I recommend you keep your kit on.

Yes, times are tough — so don’t open a restaurant. Even in good times it’s a hard game. But hang on, here’s some news from London. A 76-year-old entrepreneur named Dr. Kartar Lalvani has just opened what he boldly asserts is the healthiest Indian restaurant in the world. It’s called the Indali Lounge, on London’s Baker Street about three minute’s walk from Madame Tussauds.

His organic kitchen works with subtle Ayurvedic cooking methods, so they never overcook, go light on sunflower oil, use pro-biotic yogurt and have banned the use of that buttery gloop, ghee. It all makes wonderful things happen, such as the release of the medicinal properties of various spices, and you don’t fall asleep feeling like you swallowed a pillow. Now, think about this: for decades, many British men (particularly) have become bloated beyond recognition thanks to regular curry ingestion.

Entire faces have disappeared. The world is about to change. Success, I think, is a certainty, not least because Dr. Lalvani knows his stuff when it comes to health and nutrition. A Fellow of the Royal Pharmaceutical Society, he’s also chairman of the Vitabiotics Scientific Advisory Board.
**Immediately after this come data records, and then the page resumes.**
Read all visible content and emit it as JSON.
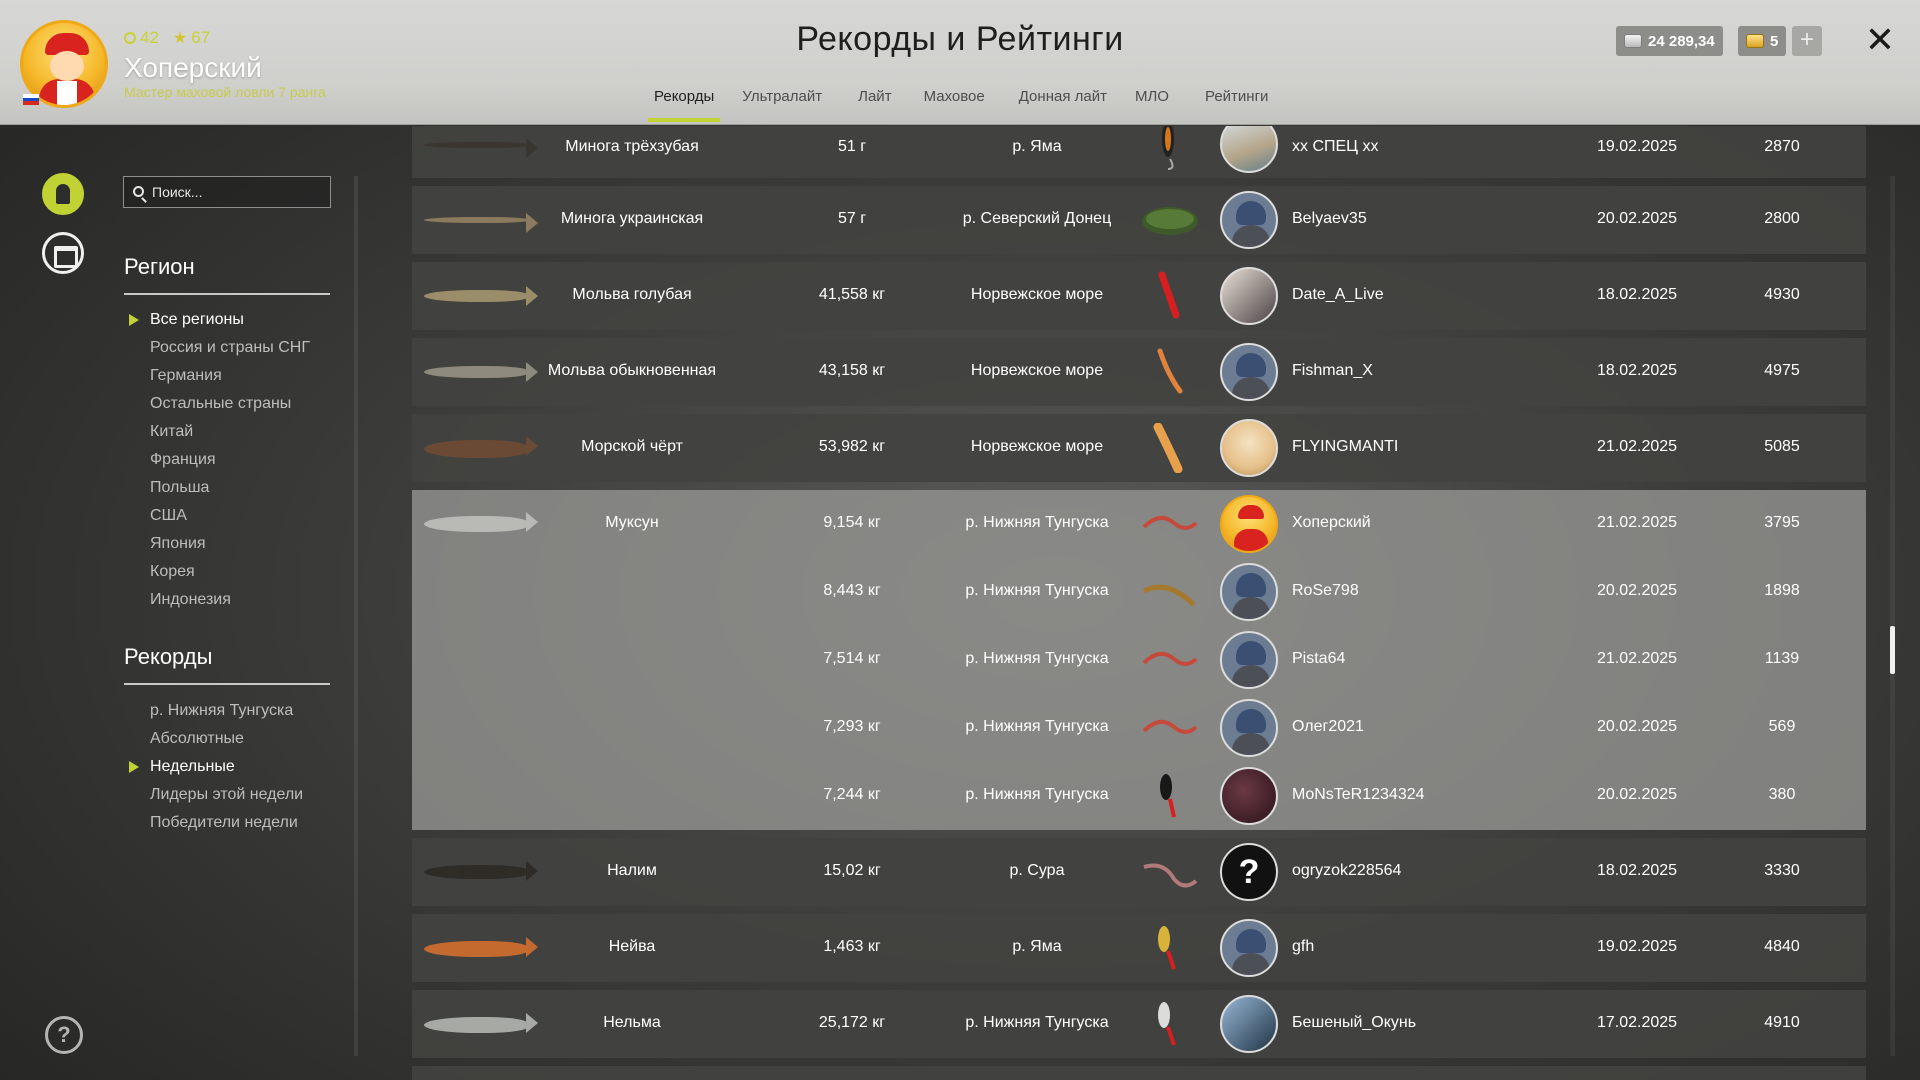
{
  "header": {
    "title": "Рекорды и Рейтинги",
    "player": {
      "level": "42",
      "stars": "67",
      "name": "Хоперский",
      "rank": "Мастер маховой ловли 7 ранга"
    },
    "currency": {
      "silver": "24 289,34",
      "gold": "5"
    },
    "plus_label": "+",
    "close_label": "✕"
  },
  "tabs": [
    "Рекорды",
    "Ультралайт",
    "Лайт",
    "Маховое",
    "Донная лайт",
    "МЛО",
    "Рейтинги"
  ],
  "active_tab": "Рекорды",
  "search": {
    "placeholder": "Поиск..."
  },
  "sidebar": {
    "region_title": "Регион",
    "regions": [
      "Все регионы",
      "Россия и страны СНГ",
      "Германия",
      "Остальные страны",
      "Китай",
      "Франция",
      "Польша",
      "США",
      "Япония",
      "Корея",
      "Индонезия"
    ],
    "records_title": "Рекорды",
    "records": [
      "р. Нижняя Тунгуска",
      "Абсолютные",
      "Недельные",
      "Лидеры этой недели",
      "Победители недели"
    ]
  },
  "help_label": "?",
  "rows": [
    {
      "fish": "Минога трёхзубая",
      "weight": "51 г",
      "place": "р. Яма",
      "player": "xx СПЕЦ xx",
      "date": "19.02.2025",
      "points": "2870"
    },
    {
      "fish": "Минога украинская",
      "weight": "57 г",
      "place": "р. Северский Донец",
      "player": "Belyaev35",
      "date": "20.02.2025",
      "points": "2800"
    },
    {
      "fish": "Мольва голубая",
      "weight": "41,558 кг",
      "place": "Норвежское море",
      "player": "Date_A_Live",
      "date": "18.02.2025",
      "points": "4930"
    },
    {
      "fish": "Мольва обыкновенная",
      "weight": "43,158 кг",
      "place": "Норвежское море",
      "player": "Fishman_X",
      "date": "18.02.2025",
      "points": "4975"
    },
    {
      "fish": "Морской чёрт",
      "weight": "53,982 кг",
      "place": "Норвежское море",
      "player": "FLYINGMANTI",
      "date": "21.02.2025",
      "points": "5085"
    },
    {
      "fish": "Муксун",
      "weight": "9,154 кг",
      "place": "р. Нижняя Тунгуска",
      "player": "Хоперский",
      "date": "21.02.2025",
      "points": "3795"
    },
    {
      "fish": "",
      "weight": "8,443 кг",
      "place": "р. Нижняя Тунгуска",
      "player": "RoSe798",
      "date": "20.02.2025",
      "points": "1898"
    },
    {
      "fish": "",
      "weight": "7,514 кг",
      "place": "р. Нижняя Тунгуска",
      "player": "Pista64",
      "date": "21.02.2025",
      "points": "1139"
    },
    {
      "fish": "",
      "weight": "7,293 кг",
      "place": "р. Нижняя Тунгуска",
      "player": "Олег2021",
      "date": "20.02.2025",
      "points": "569"
    },
    {
      "fish": "",
      "weight": "7,244 кг",
      "place": "р. Нижняя Тунгуска",
      "player": "MoNsTeR1234324",
      "date": "20.02.2025",
      "points": "380"
    },
    {
      "fish": "Налим",
      "weight": "15,02 кг",
      "place": "р. Сура",
      "player": "ogryzok228564",
      "date": "18.02.2025",
      "points": "3330"
    },
    {
      "fish": "Нейва",
      "weight": "1,463 кг",
      "place": "р. Яма",
      "player": "gfh",
      "date": "19.02.2025",
      "points": "4840"
    },
    {
      "fish": "Нельма",
      "weight": "25,172 кг",
      "place": "р. Нижняя Тунгуска",
      "player": "Бешеный_Окунь",
      "date": "17.02.2025",
      "points": "4910"
    }
  ]
}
Vitabiotics is a major supplements and vitamins company. Oh, and reports say he has a fortune of around £100 million, which must help. Good luck to him and his beautifully appointed, elegant restaurant. Have a look at www.indalilounge.com.

Going back to deep water, and disasters, this is something else that might interest you. This time, we’ll head for the Greek island of Kea. In November of 1916, an ocean liner, the HMHS Britannic — sister ship of the Titanic and also built in Belfast — met her end just two years after launch. Just off the coast of the island, an explosion (still unexplained and subject to much theory) ruptured her bow. Less than an hour later, Britannic, at nearly 1,000 feet long, the largest ship in the world, was on her side on the sea bed. The next living person to see her was Jacques Cousteau in 1975. It now transpires, however, that you c ould be following him. That’s because a British historian named Simon Mills owns this important ship and is planning to offer undersea discovery and education tours in three- and four-seater submersibles next summer.
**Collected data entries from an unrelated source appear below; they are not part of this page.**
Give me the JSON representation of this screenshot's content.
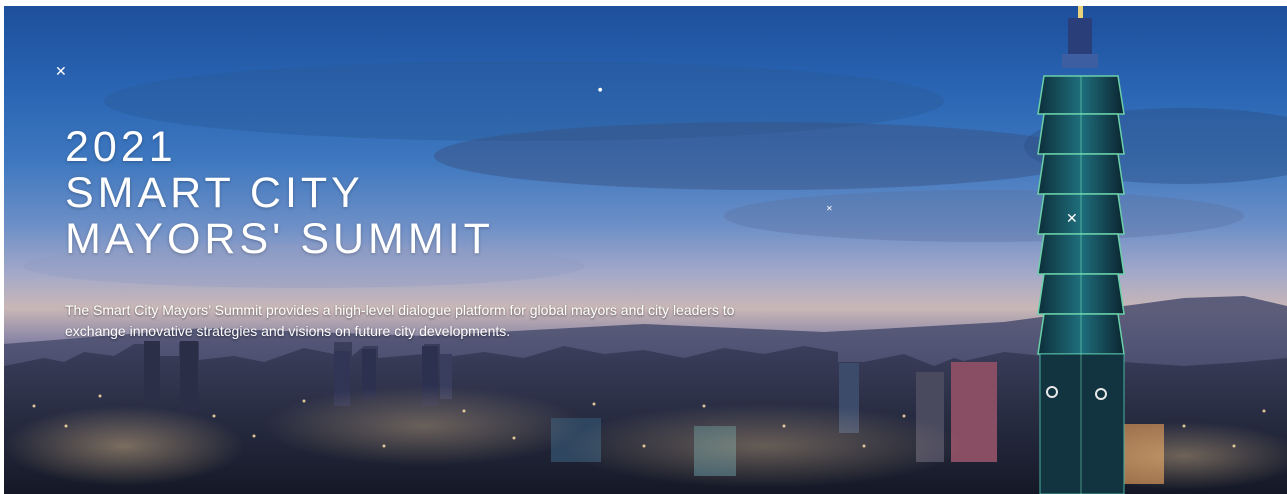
{
  "hero": {
    "title_lines": [
      "2021",
      "SMART CITY",
      "MAYORS' SUMMIT"
    ],
    "description": "The Smart City Mayors’ Summit provides a high-level dialogue platform for global mayors and city leaders to exchange innovative strategies and visions on future city developments."
  },
  "icons": {
    "sparkle": "sparkle-icon"
  },
  "colors": {
    "sky_top": "#1d4f9c",
    "sky_horizon": "#c9b7b6",
    "city": "#1f2238",
    "text": "#ffffff"
  }
}
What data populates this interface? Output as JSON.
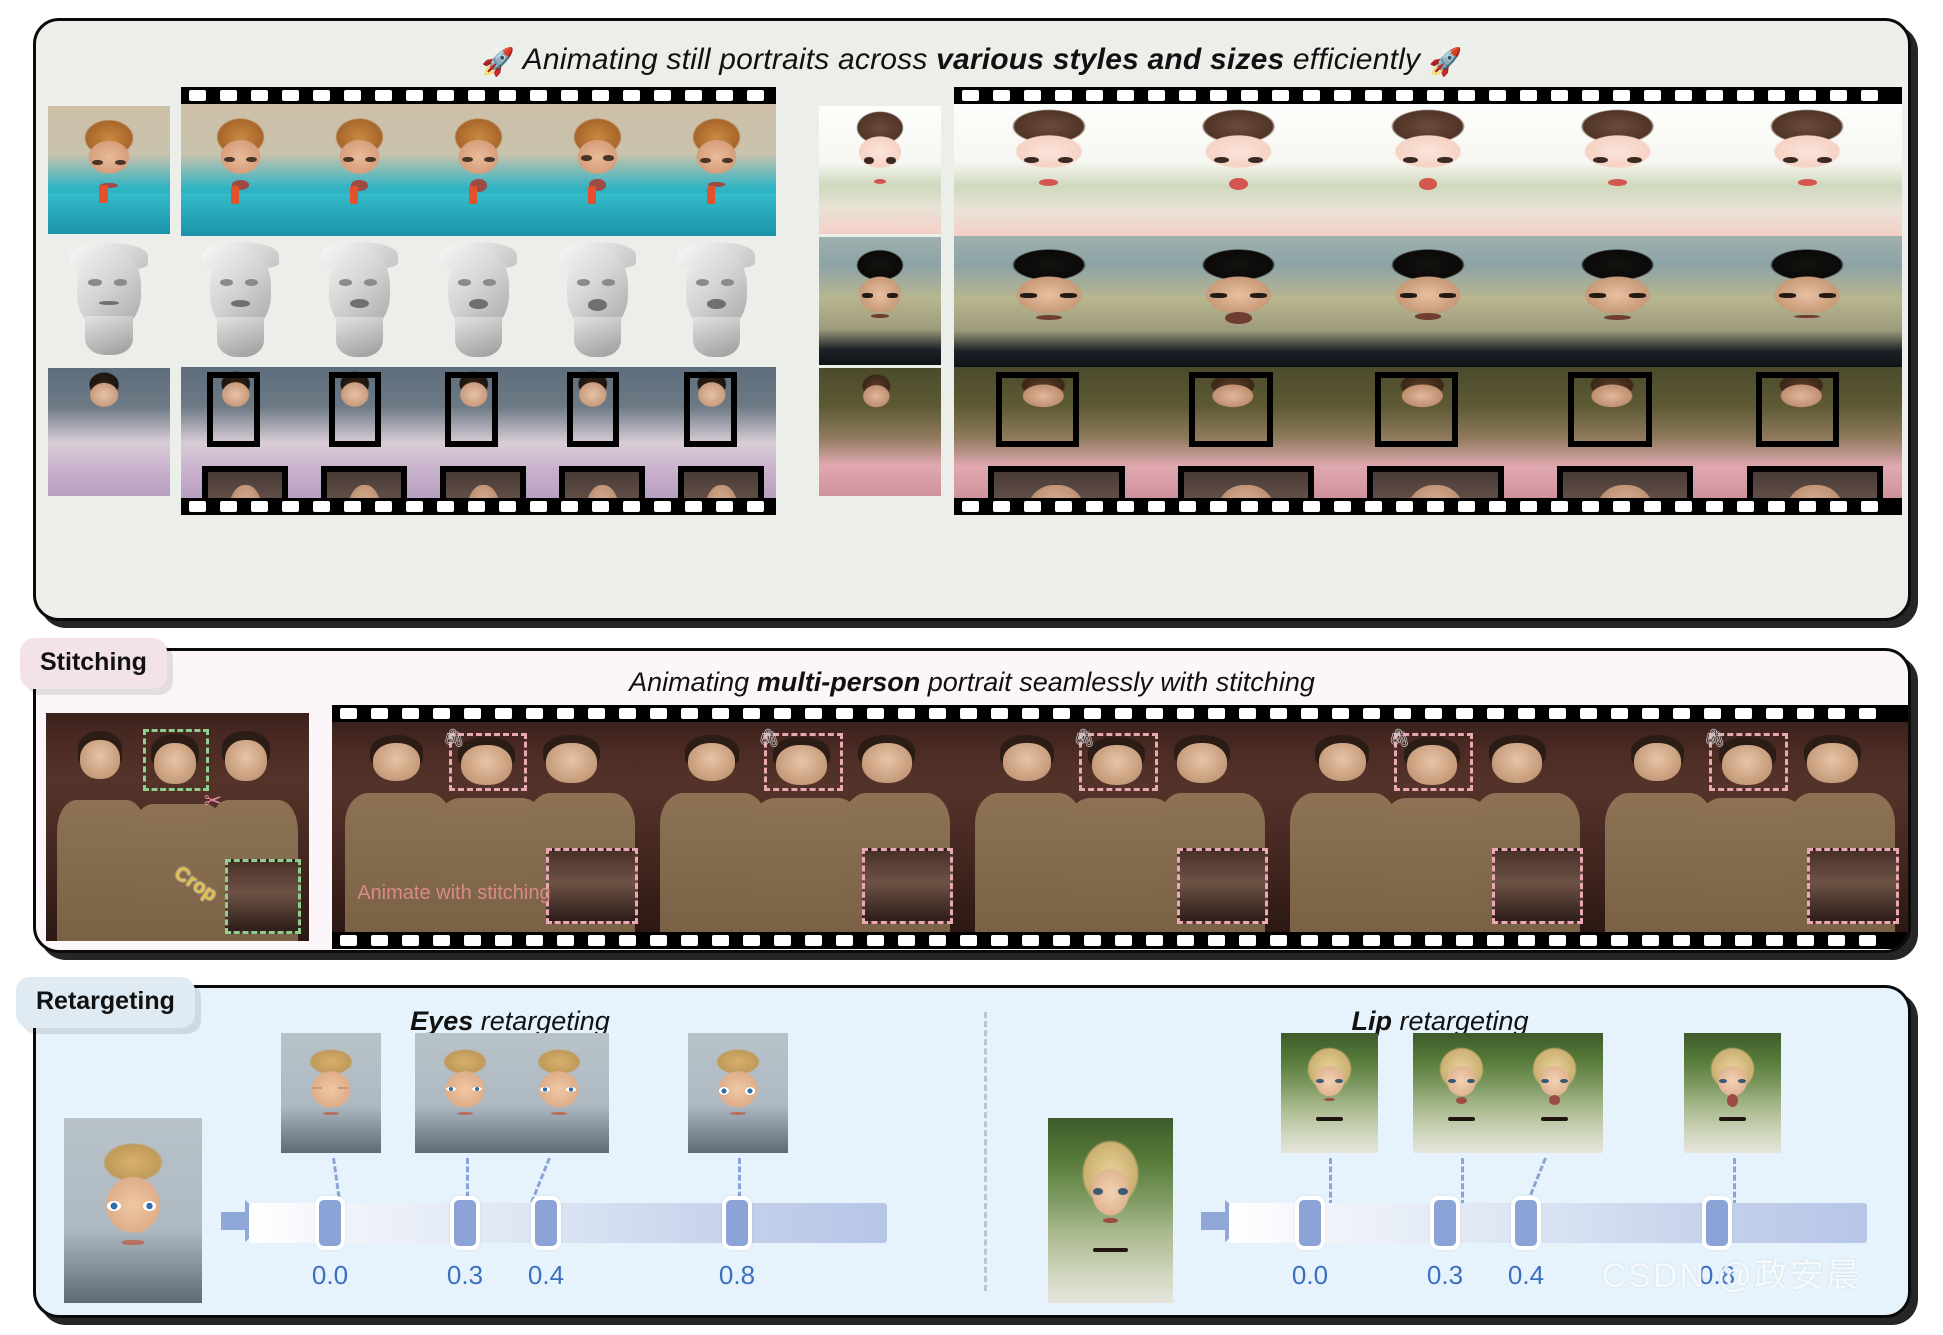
{
  "page": {
    "watermark": "CSDN @政安晨"
  },
  "styles_panel": {
    "title_prefix": "Animating still portraits across ",
    "title_bold": "various styles and sizes",
    "title_suffix": " efficiently",
    "rocket_icon": "🚀",
    "background_color": "#ebeee9",
    "rows": [
      {
        "id": "row-painted-girl",
        "source_label": "painted girl portrait",
        "frames": 5
      },
      {
        "id": "row-statue",
        "source_label": "marble statue bust",
        "frames": 5
      },
      {
        "id": "row-victorian",
        "source_label": "victorian sofa painting",
        "frames": 5
      }
    ],
    "rows_right": [
      {
        "id": "row-anime",
        "source_label": "anime illustration portrait",
        "frames": 5
      },
      {
        "id": "row-man",
        "source_label": "asian man photo",
        "frames": 5
      },
      {
        "id": "row-lady",
        "source_label": "victorian lady painting",
        "frames": 5
      }
    ]
  },
  "stitching_panel": {
    "tag": "Stitching",
    "tag_color": "#f3e3e9",
    "title_prefix": "Animating ",
    "title_bold": "multi-person",
    "title_suffix": " portrait seamlessly with stitching",
    "background_color": "#fcf6fa",
    "crop_label": "Crop",
    "animate_label": "Animate with stitching",
    "scissors_icon": "✂",
    "paperclip_icon": "🖇",
    "frames": 5
  },
  "retargeting_panel": {
    "tag": "Retargeting",
    "tag_color": "#dfeaf2",
    "background_color": "#e6f3fc",
    "background_accent": "#8ba3d6",
    "label_color": "#3d6fc0",
    "left": {
      "title_bold": "Eyes",
      "title_rest": " retargeting",
      "source_label": "3d boy render",
      "values": [
        "0.0",
        "0.3",
        "0.4",
        "0.8"
      ],
      "knob_positions_pct": [
        9.0,
        38.5,
        51.5,
        90.0
      ]
    },
    "right": {
      "title_bold": "Lip",
      "title_rest": " retargeting",
      "source_label": "blonde woman photo",
      "values": [
        "0.0",
        "0.3",
        "0.4",
        "0.8"
      ],
      "knob_positions_pct": [
        9.0,
        38.5,
        51.5,
        90.0
      ]
    }
  }
}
The difference between the Titanic and Britannic, he points out, is that the former is being eaten away into nothing by bacteria. The more benign Greek waters, meanwhile, have kept Britannic in amazingly good shape, which means the mystery of why she sank could soon be revealed. It also makes it all the more important to treat the ship and the area around her with respect — something Mills makes very clear. And, finally, if you’ll indulge me, a note of thanks to a beer company. A little while ago, in France’s postcard-perfect Alsace region near the German border, I was treated to a Kronenbourg Brewery tour in Strasbourg — fine hospitality, a fascinating site with vast copper vats and clearly a real sense of centuries-old craftsmanship and love of the work. And fine lager. But there’s one thing I’ll always remember. Inside one of their massive hop warehouses, the air was thick and heavy with the sweet smell of the dried plants.
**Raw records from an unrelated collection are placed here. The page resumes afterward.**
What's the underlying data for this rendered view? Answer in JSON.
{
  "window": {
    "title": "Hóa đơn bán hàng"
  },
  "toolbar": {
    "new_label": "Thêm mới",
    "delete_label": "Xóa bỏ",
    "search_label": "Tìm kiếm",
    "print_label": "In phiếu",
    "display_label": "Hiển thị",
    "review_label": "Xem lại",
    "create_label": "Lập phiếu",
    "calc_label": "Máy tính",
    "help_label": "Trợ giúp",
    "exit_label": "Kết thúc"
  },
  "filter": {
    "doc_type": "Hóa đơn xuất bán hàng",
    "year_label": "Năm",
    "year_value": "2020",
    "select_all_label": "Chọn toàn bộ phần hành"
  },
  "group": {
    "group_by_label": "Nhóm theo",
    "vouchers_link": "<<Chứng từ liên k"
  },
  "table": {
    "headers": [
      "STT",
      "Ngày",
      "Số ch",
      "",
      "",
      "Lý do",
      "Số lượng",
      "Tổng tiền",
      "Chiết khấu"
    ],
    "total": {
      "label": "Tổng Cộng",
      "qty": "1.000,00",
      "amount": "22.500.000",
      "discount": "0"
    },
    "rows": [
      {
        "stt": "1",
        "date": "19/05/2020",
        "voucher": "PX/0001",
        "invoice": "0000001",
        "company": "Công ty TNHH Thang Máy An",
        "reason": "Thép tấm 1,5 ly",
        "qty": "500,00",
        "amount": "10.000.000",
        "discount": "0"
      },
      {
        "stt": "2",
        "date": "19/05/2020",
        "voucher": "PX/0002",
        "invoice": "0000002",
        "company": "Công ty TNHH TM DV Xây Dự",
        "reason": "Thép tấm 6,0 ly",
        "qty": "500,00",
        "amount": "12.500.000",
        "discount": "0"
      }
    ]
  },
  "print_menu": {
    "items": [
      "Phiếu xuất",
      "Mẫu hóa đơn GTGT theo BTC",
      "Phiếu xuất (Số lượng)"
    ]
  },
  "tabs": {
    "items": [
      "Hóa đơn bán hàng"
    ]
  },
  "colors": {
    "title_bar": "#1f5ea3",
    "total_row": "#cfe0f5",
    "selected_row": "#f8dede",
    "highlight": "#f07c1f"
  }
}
It was almost too much and I had to step outside. Funny thing is, I’ll occasionally have a drop, maybe in one of the few bars inside London’s Waterloo Station (there is something strangely compelling about a train station bar, no matter how dingy). Instead of seeing a procession of commuters filing past shouting into their mobile phones, or just growling, the taste and the aroma conjures a total-recall flashback of a barn in Strasbourg followed by fresh Alsace air. It passes soon enough. Does that kind of thing ever happen to you?